Motivation and Goals
According to the Cisco Visual Networking Index and to Sandvine Global Internet Phenomena Reports, multimedia, in particular video for real-time entertainment, are the predominant sources of traffic on the current Internet and continue to grow. However, the Internet protocols and mechanisms have not at all been designed for the challenging real-time communication media like video and voice streaming and conferencing, such that ”the Internet only just works,” as Mark Handley put it. Intense research on Quality of Service (QoS) schemes and frameworks has been conducted over the past decades, not resulting in practical and widely accepted mechanisms in the IP networking world. Currently, Content Delivery Networks (CDNs) are the primary means to deliver massive amounts of real-time content, e.g., video streams, to clients in a satisfying manner.
Countering these problems and challenges, many Future Internet initiatives and projects have been and are being undertaken around the globe. Among them, Information-Centric Networking (ICN) is a promising approach, bringing content and efficient content distribution into focus. Several basic ICN concepts are quite similar to application-layer protocols in the IP world, e.g., a publish-subscribe approach in PSIRP/PURSUIT, pull-based data transport in CCN/NDN (interest/data packets) and in Adaptive HTTP Streaming approaches (request/response behavior).
Interestingly, though, the two communities, on Multimedia Systems/Communications and on Information-Centric Networking, have barely interacted. Multimedia communications researchers still mostly think and operate in the context of IP networks, while ICN researchers mainly discuss key networking aspects, not focusing on the requirements, challenges and opportunities of real-time multimedia data delivery/streaming (even though there are notable exceptions). Yet, recent intense discussions on the IRTF mailing list on video delivery and QoS/QoE and several publications (among them, an Internet Draft) indicate increased interest of ICN experts in multimedia communication.
The most important goal of this workshop is therefore to provide a forum that brings those two communities together, to spawn vivid discussions and intense exchange and learnings at the intersection of the two areas, and to help establish common terminology, work, and projects. The committees of the workshop are composed of leading members of both communities, in an attempt to solicit broad interest and good submissions to the workshop.
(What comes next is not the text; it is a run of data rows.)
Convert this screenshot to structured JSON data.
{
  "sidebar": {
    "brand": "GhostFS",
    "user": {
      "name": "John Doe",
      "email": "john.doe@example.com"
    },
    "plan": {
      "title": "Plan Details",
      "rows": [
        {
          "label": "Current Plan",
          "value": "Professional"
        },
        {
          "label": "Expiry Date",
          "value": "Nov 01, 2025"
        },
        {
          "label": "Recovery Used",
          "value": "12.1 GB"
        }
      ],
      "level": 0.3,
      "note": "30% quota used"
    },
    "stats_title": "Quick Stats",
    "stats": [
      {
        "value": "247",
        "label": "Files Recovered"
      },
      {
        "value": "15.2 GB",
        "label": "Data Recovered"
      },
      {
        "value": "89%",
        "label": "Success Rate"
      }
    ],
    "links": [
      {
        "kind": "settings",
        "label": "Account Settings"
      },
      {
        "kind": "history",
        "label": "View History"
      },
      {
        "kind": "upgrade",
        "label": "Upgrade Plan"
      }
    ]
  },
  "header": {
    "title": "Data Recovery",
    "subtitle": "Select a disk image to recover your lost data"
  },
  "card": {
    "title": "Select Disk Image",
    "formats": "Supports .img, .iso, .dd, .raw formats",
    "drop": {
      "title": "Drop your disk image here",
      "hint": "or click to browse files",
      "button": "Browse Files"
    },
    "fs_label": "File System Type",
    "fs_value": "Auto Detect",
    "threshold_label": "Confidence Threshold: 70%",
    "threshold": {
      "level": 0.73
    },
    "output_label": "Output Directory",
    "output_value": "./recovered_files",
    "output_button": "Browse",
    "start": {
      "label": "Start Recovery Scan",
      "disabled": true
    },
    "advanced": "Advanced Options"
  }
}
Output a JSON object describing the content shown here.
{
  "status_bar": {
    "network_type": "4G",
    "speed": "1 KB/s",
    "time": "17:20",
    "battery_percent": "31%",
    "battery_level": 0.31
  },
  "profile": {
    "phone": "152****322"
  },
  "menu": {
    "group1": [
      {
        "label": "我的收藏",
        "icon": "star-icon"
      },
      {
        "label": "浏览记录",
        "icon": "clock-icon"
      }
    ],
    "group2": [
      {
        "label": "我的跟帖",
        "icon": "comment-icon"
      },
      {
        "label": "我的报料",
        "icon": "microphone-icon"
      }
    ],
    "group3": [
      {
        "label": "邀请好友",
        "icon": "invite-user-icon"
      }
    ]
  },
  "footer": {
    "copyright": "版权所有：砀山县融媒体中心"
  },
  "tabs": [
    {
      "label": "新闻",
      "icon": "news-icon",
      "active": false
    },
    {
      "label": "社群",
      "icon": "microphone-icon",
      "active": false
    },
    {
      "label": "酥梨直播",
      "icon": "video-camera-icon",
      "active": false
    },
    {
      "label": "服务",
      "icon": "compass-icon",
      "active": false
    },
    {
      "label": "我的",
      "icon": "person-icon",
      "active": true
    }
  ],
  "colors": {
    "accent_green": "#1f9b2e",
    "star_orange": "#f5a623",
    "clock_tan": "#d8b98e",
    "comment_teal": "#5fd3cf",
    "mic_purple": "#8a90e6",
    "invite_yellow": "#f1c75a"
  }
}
The workshop will emphasize video-on-demand (VoD) and voice/video conferencing (live) applications on ICNs, but other distributed multimedia applications are welcome, such as gaming. All aspects of media streaming in ICN will be addressed, including: basic principles and insights; protocols, mechanisms and policies (strategies) in ICN nodes; routing; measures and metrics for real-time behavior, QoS and QoE; evaluation methodology; prototype implementations, testbeds, and demos; and comparisons with IP-based systems. The workshop is open to discuss media streaming in all ICN approaches; comparisons of different ICN architectures are encouraged. Demos are welcome.